Editor's Note: This is the latest installment in a series featuring UNH faculty telling their stories in their own words.
Matthew MacManes, assistant professor of genome-enabled biology
"When I graduated from high school, I didn’t know what I wanted to do, so I decided to be an exchange student. I got involved with the Rotary International exchange program and spent a year in Bolivia. After that I still didn’t know what I wanted to do. I was 19 years old. My mother was a nurse, so I thought maybe I should become a nurse. I got my associate's degree and my nursing license, and for the next three or four years, I worked in inpatient psychiatry, in the ER and ICU. Still, I wondered if that was what I wanted to do for the rest of my life.
So, I thought maybe I’d become a physician, and I started down that path. By then I was married and had two kids. We were living in upstate New York, where I grew up, and I started looking at schools. I ended up at the University of Michigan. We lived in university housing, surrounded by all these international families, and it was wonderful. My kids learned Korean, French, Arabic. I was an undergraduate on a premed track, and everything was going great. Then I took a class on woody plants.
It was an elective. Every week, we spent 4 to 5 hours wandering around the woods, and it wasn’t long before I said, ‘Now, I know what I want to do. I want to be outside, learning about nature.’ The next big change was about to happen.
I was still working as a nurse; it was paying the bills. I’d go to school Monday through Friday and work Saturday and Sunday. So, while all the other students were going out and having fun, I was working in an emergency room, taking care of my young and growing family.
I knew as soon as I graduated that I wanted to go on to grad school. I applied to UC Berkeley, UC Davis and Emory. I was a good student, but I didn’t know what my chances were of getting in. Then I got into Berkeley. We packed up our little apartment and rented a giant U-Haul. My wife followed in the van — now we had four kids — and we drove from Michigan to California. Once again, we lived in family housing, and it was a great experience. It was also the only thing we could afford. The kids had friends from all over the world; some of them didn’t speak English, but it didn’t matter; they just played.
During my first summer at Berkeley, my advisor, Eileen Lacey, asked me what I wanted to do for a project, and I said I didn’t know. She said, ‘Just go out to the desert. There’s lots of cool stuff there. Just see what you can see.’
What I found was truly incredible — a whole group of mammals that, amazingly, could survive without water. I was enthralled and basically every month for the next five years, we packed up the kids and drove 8 to 9 hours to the desert outside Palm Springs. My wife and kids helped me with field work, and that continued for the whole time I was doing research; every time I went, they came.
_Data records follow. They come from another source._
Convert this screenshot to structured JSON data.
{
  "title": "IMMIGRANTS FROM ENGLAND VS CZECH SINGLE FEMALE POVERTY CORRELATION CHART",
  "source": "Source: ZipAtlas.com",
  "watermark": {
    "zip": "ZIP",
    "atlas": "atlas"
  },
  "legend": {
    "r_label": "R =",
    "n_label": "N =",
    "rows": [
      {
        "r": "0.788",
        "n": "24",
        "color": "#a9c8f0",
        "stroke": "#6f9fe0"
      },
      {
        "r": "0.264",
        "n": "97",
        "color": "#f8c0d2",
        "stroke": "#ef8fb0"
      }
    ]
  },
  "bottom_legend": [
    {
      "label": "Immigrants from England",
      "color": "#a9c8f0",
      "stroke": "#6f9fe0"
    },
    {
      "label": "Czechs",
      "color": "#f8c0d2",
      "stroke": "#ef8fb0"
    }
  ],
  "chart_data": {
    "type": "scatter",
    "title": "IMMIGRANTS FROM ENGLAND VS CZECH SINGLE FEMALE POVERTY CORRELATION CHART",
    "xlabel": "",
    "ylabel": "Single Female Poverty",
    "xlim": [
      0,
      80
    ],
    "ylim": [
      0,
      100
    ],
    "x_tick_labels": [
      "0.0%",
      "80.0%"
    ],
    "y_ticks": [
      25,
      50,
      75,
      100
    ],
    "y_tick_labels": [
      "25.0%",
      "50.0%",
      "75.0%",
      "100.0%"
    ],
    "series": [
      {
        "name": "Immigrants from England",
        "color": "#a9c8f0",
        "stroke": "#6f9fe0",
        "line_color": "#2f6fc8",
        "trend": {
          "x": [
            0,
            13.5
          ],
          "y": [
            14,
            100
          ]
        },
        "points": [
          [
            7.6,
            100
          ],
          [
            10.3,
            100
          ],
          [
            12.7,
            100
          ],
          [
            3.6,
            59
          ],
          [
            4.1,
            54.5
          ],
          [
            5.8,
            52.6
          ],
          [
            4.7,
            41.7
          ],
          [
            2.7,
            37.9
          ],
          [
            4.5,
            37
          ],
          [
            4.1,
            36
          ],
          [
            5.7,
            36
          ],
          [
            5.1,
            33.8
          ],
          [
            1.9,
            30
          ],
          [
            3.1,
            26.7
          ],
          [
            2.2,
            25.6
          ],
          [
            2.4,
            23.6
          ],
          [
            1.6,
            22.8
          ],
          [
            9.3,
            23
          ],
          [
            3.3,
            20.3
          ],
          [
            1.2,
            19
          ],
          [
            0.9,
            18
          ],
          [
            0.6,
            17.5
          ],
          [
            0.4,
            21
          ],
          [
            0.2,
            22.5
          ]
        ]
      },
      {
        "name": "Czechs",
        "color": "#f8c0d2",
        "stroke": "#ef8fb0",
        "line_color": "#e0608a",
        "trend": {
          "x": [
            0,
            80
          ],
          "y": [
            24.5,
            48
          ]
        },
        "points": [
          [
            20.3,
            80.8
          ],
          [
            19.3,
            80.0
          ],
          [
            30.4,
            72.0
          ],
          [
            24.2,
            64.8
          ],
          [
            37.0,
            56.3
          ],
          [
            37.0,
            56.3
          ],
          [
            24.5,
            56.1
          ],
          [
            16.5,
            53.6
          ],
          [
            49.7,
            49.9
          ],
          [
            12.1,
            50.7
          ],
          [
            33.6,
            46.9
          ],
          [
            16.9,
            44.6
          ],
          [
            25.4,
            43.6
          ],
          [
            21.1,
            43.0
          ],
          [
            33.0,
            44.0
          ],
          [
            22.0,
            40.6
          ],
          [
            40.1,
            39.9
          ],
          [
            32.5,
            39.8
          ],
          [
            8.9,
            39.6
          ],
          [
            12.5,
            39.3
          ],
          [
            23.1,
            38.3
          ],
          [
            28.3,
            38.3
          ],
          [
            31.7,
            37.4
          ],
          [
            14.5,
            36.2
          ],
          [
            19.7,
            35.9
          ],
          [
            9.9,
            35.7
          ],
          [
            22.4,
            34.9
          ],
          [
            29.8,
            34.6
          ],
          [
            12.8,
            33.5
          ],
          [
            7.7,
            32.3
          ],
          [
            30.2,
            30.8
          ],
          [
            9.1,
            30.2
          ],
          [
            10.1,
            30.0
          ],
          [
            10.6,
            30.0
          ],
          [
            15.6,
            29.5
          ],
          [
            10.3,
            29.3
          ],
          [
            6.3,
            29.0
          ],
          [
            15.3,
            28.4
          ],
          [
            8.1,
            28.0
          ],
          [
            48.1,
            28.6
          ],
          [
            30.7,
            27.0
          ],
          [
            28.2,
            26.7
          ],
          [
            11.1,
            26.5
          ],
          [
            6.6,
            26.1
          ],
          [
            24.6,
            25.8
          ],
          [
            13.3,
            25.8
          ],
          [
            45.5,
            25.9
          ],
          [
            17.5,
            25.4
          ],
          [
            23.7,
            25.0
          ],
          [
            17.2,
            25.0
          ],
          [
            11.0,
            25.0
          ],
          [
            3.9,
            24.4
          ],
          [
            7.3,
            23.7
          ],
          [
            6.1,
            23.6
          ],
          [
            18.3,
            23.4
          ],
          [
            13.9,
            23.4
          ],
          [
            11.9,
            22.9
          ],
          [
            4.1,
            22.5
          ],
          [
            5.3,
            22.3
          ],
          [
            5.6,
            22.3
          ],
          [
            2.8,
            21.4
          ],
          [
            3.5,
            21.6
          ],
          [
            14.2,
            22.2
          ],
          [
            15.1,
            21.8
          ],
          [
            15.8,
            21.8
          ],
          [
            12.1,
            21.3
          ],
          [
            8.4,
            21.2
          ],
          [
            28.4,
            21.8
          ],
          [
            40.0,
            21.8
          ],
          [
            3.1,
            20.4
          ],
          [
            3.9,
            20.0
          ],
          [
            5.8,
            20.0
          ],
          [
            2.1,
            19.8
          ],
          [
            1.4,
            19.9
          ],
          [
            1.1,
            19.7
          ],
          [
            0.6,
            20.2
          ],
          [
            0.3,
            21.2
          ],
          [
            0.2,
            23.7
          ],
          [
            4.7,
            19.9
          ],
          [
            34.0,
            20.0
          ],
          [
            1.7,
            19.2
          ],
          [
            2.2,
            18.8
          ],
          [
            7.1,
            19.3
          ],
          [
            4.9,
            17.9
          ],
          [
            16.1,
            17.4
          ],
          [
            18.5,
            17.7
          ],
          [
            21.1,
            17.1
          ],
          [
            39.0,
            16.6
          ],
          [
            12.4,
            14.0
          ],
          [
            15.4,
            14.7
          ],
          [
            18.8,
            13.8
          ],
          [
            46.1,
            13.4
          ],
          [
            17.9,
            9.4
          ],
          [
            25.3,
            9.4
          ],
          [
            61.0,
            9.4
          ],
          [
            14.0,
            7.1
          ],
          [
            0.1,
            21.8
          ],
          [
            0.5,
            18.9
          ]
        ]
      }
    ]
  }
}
They were learning about nature and seeing these incredible things.
We drove back across country to New York five or six times while I was getting my Ph.D. At one point, we drove from Berkeley to Ottawa for a conference. We had six kids then. Imagine eight people in a minivan, driving 4,000 miles in eight days — it was amazing and terrible at the same time. Each day, we’d drive 8 hours and stop at a place that had a swimming pool. And we stopped at national parks along the way — Mount Rushmore, Yellowstone, Yosemite.
Now I was going to school, studying, 50-60 hours a week, and I was still working as a nurse in an ICU. On weekends, I worked the night shift. I’d transition from being an academic to taking care of a dying victim of gang violence, a patient who just received a liver transplant or someone struggling to recover after potentially lifesaving brain surgery. Then on Monday, I’d flip back to being an academic. I did that for about 10 years, seven days a week, months on end. What else was I going to do? I had a family to support.
After I graduated, I was fortunate enough to get an NIH (National Institutes of Health) postdoc at Berkeley. We were very, very lucky to be able to stay there — most of the kids were school-age; it was our home. I thought we’d have to go somewhere else for a couple of years while I did a postdoc and looked for a faculty job.
A couple of years later, in 2013, I got the job here at UNH. This was, at the same time, one of the happiest and saddest moments in my life. I had worked so hard to get to where I was about to be, but at the same time, I was taking my wife and kids away from their friends and everything they knew; it was traumatic. I rented the biggest U-Haul known to man; my wife took four kids and two cats in the van, and I had two kids in the front seat with me, and we drove to Durham. "
All those visits to the desert led MacManes to the dehydration research he has been conducting with cactus mice, tiny desert rodents that can survive both acute and chronic dehydration. MacManes recently received a $1.7 million National Institutes of Health grant to continue that work. And he still works as a nurse one or two shifts a month.